Esisti se terrorizzi

In quella frase del militare più decorato nella storia d’Israele, diventato poi Primo ministro, c’è l’essenza di una tragedia irrisolvibile. Una tragedia che chiama in causa tutti. E quando intendo “tutti”, penso alla comunità internazionale, certo, ma anche a chi fa informazione. I palestinesi fanno notizia solo se terrorizzano, altrimenti non esistono. Semplicemente.

O sono “shahid” (martiri) o entrano nel grande esercito dei dannati della terra dimenticati, sepolti nell’oblio. Chi scrive ha iniziato a seguire l’eterno conflitto in Terrasanta nel dicembre del 1987, allora lavoravo a Rinascita, quando ebbe inizio la prima Intifada, la “rivolta delle pietre”, una ribellione di popolo che impose la questione palestinese di nuovo al centro dei riflettori internazionali. D’allora sono passati 35 anni. Ho perso il conto delle volte, tante, in cui sono stato nei Territori, nella Palestina occupata.
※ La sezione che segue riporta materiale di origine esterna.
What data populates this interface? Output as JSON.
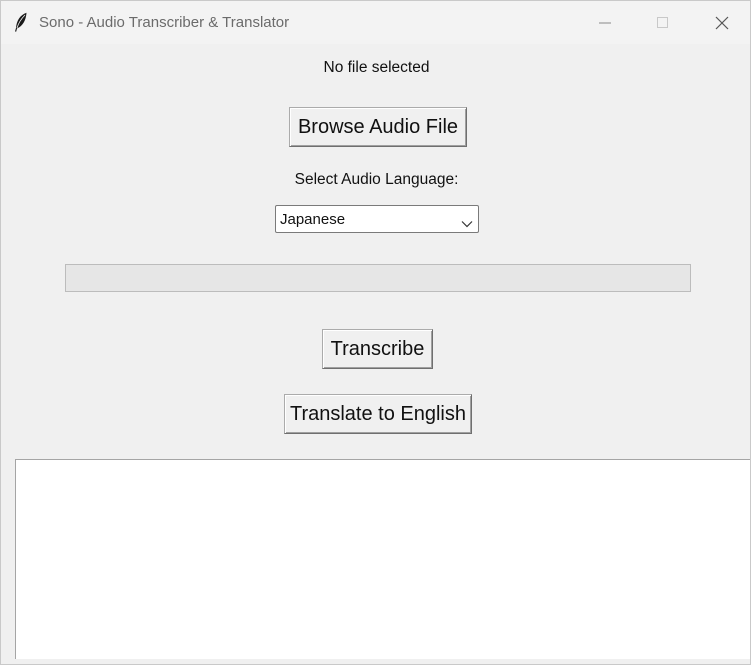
{
  "window": {
    "title": "Sono - Audio Transcriber & Translator"
  },
  "file": {
    "status": "No file selected",
    "browse_label": "Browse Audio File"
  },
  "language": {
    "label": "Select Audio Language:",
    "selected": "Japanese"
  },
  "progress": {
    "value": 0
  },
  "actions": {
    "transcribe_label": "Transcribe",
    "translate_label": "Translate to English"
  },
  "output": {
    "text": ""
  },
  "icons": {
    "app": "feather-icon",
    "minimize": "minimize-icon",
    "maximize": "maximize-icon",
    "close": "close-icon",
    "dropdown": "chevron-down-icon"
  },
  "colors": {
    "window_bg": "#f0f0f0",
    "titlebar_bg": "#f3f3f3",
    "textbox_bg": "#ffffff",
    "progress_trough": "#e6e6e6"
  }
}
Ciò che mi è rimasto sempre impresso nella memoria, e nel cuore, è soprattutto l’inferno di Gaza. Ho visitato la Striscia prima e dopo l’inizio dell’embargo imposto da Israele, quindici anni fa e mai interrotto. Non potrò mai dimenticare, mai, lo sguardo di quei bambini a cui veniva rubata l’infanzia e, per molti, la vita. Lo sguardo di chi fin dal suo nascere ha conosciuto solo la violenza, gli attacchi israeliani, le case ridotte in un cumulo di macerie. Bambini che giocavano a scalare montagne di rifiuti, in strade sterrate con le fogne a cielo aperto.
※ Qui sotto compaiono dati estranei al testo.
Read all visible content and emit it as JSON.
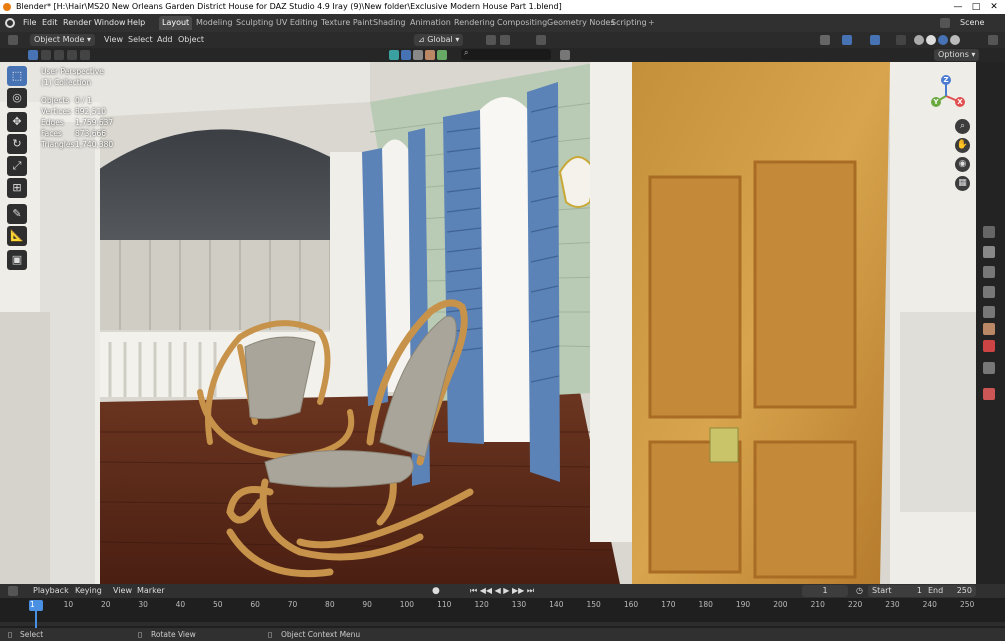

Degli errori e dei fallimenti delle fazioni palestinesi avrò scritto centinaia e centinaia di articoli, ultimi su Globalist. Non sono mai stato tenero con Hamas, Fatah, l’Autorità nazionale palestinese. Ma questo non ha mai cancellato la domanda che Gideon Levy, una delle icone del giornalismo israeliano, fece a Ehud Barak. Quella domanda me la sono posta tante volte, e la risposta è stata la stessa che il soldato più decorato nella storia d’Israele ebbe a dare. Chi entra in un campo profughi, nella Striscia o nella West Bank, si guarda intorno, raccoglie testimonianze, usa tutti i sensi umani, alla fine non può non può che giungere all’amara conclusione che l’interrogativo vero non è perché molti di quei ragazzi si sono fatti strumento di morte, ma perché non avrebbero dovuto farlo.

“Nulla di ciò che visto in Sudafrica può essere paragonato a Gaza dal punto di vista della miseria, dell’oppressione pianificata, della segregazione  e della discriminazione razziale…”.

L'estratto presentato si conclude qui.